Considering the great diagnostic difficulties in diagnosing bronchial asthma in its "cough" variant, it should be remembered that chronic coughing in such patients may be the only symptom. It is usually dry, paroxysmal, nocturnal, during the day any manifestations of the disease may be absent (dry wheezing is not detected during auscultation, and bronchial obstruction is absent according to spirometry data). The presence of eosinophilia in blood and sputum tests helps in making a diagnosis, which in combination with the above clinical manifestations serves as a basis for referring the patient to an allergist. In-depth examination usually reveals bronchial hyperreactivity (according to bronchoprovocation tests), as well as a good response to anti-asthmatic treatment. "Eosinophilic bronchitis" has also been described - a combination of coughing and pronounced eosinophilia of induced sputum without signs of bronchial hyperreactivity. In this case, a good therapeutic effect is also achieved from the use of inhaled glucocorticoids. A final diagnosis can only be made after an examination by an allergist.

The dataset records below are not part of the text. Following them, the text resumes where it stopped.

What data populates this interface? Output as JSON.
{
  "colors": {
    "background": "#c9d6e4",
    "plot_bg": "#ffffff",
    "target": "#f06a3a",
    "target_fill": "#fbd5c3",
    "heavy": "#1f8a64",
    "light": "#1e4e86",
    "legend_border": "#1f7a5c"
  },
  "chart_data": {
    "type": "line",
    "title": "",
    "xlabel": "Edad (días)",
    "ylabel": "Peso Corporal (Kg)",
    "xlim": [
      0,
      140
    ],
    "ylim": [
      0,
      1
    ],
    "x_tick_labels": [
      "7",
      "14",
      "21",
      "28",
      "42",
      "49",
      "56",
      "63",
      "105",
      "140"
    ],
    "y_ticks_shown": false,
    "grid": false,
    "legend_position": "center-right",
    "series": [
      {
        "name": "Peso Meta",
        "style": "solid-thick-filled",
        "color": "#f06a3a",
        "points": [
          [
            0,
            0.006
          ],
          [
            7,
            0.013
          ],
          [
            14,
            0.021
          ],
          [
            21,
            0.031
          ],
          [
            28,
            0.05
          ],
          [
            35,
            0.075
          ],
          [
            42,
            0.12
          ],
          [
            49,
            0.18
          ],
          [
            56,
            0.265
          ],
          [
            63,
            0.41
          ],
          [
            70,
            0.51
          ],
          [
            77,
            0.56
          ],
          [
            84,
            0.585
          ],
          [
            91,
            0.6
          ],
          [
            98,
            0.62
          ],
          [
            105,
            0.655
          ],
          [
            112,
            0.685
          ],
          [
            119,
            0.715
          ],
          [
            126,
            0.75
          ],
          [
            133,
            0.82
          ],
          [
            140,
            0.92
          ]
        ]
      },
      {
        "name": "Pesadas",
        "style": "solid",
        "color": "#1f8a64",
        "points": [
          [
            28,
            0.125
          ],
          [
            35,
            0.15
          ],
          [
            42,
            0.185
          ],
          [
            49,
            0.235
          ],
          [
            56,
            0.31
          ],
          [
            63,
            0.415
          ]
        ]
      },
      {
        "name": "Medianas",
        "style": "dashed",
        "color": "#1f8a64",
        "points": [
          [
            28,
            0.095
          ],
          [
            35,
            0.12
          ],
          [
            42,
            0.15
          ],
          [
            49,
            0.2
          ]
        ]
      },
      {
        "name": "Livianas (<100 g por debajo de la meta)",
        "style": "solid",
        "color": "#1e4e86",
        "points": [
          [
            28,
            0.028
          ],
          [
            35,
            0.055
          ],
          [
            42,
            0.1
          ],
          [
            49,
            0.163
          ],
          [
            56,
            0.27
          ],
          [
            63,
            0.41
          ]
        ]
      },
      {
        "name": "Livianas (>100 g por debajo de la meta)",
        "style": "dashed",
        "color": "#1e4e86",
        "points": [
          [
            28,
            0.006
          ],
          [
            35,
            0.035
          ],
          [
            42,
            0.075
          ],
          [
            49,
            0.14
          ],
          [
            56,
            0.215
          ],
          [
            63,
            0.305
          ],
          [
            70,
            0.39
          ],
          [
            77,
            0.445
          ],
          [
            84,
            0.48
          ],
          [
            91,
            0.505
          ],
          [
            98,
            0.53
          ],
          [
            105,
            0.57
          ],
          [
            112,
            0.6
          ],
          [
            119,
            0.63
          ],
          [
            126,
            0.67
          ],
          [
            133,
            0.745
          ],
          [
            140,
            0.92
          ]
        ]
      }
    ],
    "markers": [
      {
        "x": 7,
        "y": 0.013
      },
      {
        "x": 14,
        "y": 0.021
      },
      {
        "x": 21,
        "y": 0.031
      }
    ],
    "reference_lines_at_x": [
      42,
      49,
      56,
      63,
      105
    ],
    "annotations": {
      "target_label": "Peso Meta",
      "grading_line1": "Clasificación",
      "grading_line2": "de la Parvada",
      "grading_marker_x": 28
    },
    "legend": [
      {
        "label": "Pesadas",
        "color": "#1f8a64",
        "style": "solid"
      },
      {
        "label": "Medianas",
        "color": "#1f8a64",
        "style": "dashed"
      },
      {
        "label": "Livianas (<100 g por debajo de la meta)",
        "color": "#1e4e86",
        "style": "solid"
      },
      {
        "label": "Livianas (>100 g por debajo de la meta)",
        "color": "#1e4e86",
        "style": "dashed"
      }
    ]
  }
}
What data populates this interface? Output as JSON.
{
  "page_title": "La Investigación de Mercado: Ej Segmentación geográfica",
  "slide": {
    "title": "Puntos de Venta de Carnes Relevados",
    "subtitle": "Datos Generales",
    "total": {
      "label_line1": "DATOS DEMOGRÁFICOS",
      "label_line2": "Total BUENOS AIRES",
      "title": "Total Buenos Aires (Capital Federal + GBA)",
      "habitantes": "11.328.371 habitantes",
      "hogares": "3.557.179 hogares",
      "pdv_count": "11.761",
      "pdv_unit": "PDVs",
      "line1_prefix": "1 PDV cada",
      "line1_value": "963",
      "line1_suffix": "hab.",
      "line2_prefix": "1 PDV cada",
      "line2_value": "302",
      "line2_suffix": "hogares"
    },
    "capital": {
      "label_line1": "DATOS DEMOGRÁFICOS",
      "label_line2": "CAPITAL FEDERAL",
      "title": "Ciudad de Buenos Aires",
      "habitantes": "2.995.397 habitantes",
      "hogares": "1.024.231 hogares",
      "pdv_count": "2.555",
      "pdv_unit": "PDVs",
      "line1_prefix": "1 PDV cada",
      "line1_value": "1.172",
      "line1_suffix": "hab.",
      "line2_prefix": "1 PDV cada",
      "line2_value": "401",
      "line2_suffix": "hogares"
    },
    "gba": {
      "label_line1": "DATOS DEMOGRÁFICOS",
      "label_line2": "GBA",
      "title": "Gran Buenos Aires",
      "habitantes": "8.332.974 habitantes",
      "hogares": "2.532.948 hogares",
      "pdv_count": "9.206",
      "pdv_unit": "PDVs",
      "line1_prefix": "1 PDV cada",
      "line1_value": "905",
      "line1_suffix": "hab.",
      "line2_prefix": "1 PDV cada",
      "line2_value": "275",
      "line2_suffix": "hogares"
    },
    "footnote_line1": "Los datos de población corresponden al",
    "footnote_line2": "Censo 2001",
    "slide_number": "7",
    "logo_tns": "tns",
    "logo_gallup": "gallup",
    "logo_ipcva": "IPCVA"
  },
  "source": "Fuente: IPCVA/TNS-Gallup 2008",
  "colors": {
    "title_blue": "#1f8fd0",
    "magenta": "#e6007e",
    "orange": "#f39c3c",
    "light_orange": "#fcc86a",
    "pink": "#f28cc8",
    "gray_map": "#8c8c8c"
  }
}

An otolaryngologist consultation is necessary for aspiration, ENT pathology (including reflex cough), asthma and chronic bronchitis. A pulmonologist consultation is necessary for interstitial lung diseases, chronic bronchitis, bronchiectasis, pleurisy, and lung abscess. A gastroenterologist consultation is necessary for gastroesophageal reflux disease. A thoracic surgeon consultation is necessary for bronchiectasis and lung abscess.

Consultation with a cardiologist - if there is a suspicion of cardiovascular genesis of cough, consultation with a phthisiatrician - if there is a suspicion of tuberculosis and sarcoidosis; consultation with an oncologist - if there is a suspicion of tumor genesis of the disease, consultation with an endocrinologist if there are signs of thyroid pathology; consultation with a neuropsychiatrist - if there is a suspicion of psychogenic cough.